Merkel, hudut denetimlerinin yasadışı göçle uğraşta tesirli olmayacağını savunarak, “Almanya-Avusturya ya da Almanya-Polonya hududunda bu sorunu kararlı halde çözemeyiz. Ben her vakit Avrupa seviyesinde tahlillerden yana oldum” dedi.
Almanya İçişleri Bakanı Alexander Dobrindt tarafından bu ay başında açıklanan yeni tedbirler, Almanya kara sonlarında iltica müracaatlarını genel olarak yasaklıyor.

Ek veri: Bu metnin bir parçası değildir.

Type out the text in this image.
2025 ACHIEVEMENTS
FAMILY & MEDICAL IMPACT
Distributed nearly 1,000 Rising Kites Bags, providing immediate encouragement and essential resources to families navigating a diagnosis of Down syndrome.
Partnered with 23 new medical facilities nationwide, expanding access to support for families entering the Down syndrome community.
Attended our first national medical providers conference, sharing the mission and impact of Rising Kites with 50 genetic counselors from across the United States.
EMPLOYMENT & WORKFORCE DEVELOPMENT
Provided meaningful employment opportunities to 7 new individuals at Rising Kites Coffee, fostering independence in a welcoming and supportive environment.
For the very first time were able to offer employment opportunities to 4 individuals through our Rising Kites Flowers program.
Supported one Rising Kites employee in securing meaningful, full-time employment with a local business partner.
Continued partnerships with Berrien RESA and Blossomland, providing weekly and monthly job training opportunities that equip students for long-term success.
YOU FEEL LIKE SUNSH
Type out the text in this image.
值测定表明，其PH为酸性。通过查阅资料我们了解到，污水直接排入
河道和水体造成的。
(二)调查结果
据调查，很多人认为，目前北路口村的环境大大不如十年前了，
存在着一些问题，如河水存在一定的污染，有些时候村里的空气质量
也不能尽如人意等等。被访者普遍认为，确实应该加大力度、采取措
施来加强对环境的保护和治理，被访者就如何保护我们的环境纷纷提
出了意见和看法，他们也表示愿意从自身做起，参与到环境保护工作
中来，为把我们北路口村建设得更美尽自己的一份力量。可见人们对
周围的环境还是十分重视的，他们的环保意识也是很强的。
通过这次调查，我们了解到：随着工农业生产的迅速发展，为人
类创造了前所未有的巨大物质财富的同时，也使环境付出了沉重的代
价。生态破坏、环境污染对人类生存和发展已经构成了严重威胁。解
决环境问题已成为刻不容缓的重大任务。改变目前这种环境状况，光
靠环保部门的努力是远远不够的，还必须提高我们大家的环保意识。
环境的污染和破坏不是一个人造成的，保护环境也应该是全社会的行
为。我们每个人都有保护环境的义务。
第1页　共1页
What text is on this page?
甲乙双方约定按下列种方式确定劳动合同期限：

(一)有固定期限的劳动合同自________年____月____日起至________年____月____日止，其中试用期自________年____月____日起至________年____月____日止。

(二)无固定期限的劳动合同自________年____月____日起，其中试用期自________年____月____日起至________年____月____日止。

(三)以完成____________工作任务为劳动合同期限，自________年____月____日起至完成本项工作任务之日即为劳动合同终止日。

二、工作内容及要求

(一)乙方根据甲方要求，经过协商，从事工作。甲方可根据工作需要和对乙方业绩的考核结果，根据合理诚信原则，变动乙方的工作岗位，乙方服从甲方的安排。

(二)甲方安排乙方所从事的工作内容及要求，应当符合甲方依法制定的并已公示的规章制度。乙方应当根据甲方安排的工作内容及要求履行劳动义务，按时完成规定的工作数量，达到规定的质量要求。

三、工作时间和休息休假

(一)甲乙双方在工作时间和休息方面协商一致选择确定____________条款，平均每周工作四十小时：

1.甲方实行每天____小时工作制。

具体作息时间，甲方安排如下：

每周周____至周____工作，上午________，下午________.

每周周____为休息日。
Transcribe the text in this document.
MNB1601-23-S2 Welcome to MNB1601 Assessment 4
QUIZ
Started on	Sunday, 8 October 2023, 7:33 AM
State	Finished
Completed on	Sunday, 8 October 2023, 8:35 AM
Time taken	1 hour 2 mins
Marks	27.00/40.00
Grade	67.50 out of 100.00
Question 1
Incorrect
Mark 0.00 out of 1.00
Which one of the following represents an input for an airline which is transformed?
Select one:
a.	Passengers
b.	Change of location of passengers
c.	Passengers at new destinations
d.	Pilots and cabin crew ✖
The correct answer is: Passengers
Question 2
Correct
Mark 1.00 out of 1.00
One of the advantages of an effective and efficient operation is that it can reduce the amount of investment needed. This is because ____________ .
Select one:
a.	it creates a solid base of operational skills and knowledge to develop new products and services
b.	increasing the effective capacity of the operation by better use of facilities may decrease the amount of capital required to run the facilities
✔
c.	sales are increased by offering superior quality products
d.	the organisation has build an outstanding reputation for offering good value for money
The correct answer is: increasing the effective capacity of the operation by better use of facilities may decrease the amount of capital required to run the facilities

Lakin gebeler, çocuklar ve savunmasız bireyler için istisnalar öngörülüyor.
Merkel’e nazaran bu uygulama, Avrupa içi özgür sirkülasyonu sağlayan Schengen sistemini ve AB’nin temel yapı taşlarını tehdit ediyor:
“Bu tıp tedbirler ortak tabanda alınmazsa Avrupa yıkılabilir.”
2015 SİYASETİ HALA GÜNDEMDE
Angela Merkel’in 2015 yılında izlediği “açık kapı” siyaseti, Almanya’nın bir milyondan fazla mülteciyi kabul etmesine neden olmuş, bu yaklaşım bilhassa sağ partiler tarafından “felaket” olarak nitelendirilmişti.
Almanya, hâlâ AB içinde en fazla sığınmacı başvurusu alan ülke pozisyonunda. 2023 yılında Almanya’ya 237 binden fazla sığınma başvurusu yapıldı. Bu, Avrupa genelindeki toplam müracaatların dörtte birine karşılık geliyor.
Şubat ayındaki erken seçimler öncesinde göçmen aykırısı telaffuzları öne çıkaran Başbakan Friedrich Merz, hudut denetimlerini sıkılaştırma kelamı vermişti.
Yeni düzenlemeleri uygulamakla misyonlu polis üniteleri de hudut bölgelerinde artan yoğunluktan şikâyetçi. Alman güvenlik yetkilileri, 3 bin destek çalışana karşın 11 bin mevcut vazifelinin sadece “birkaç hafta daha” bu yükü kaldırabileceği ikazında bulundu.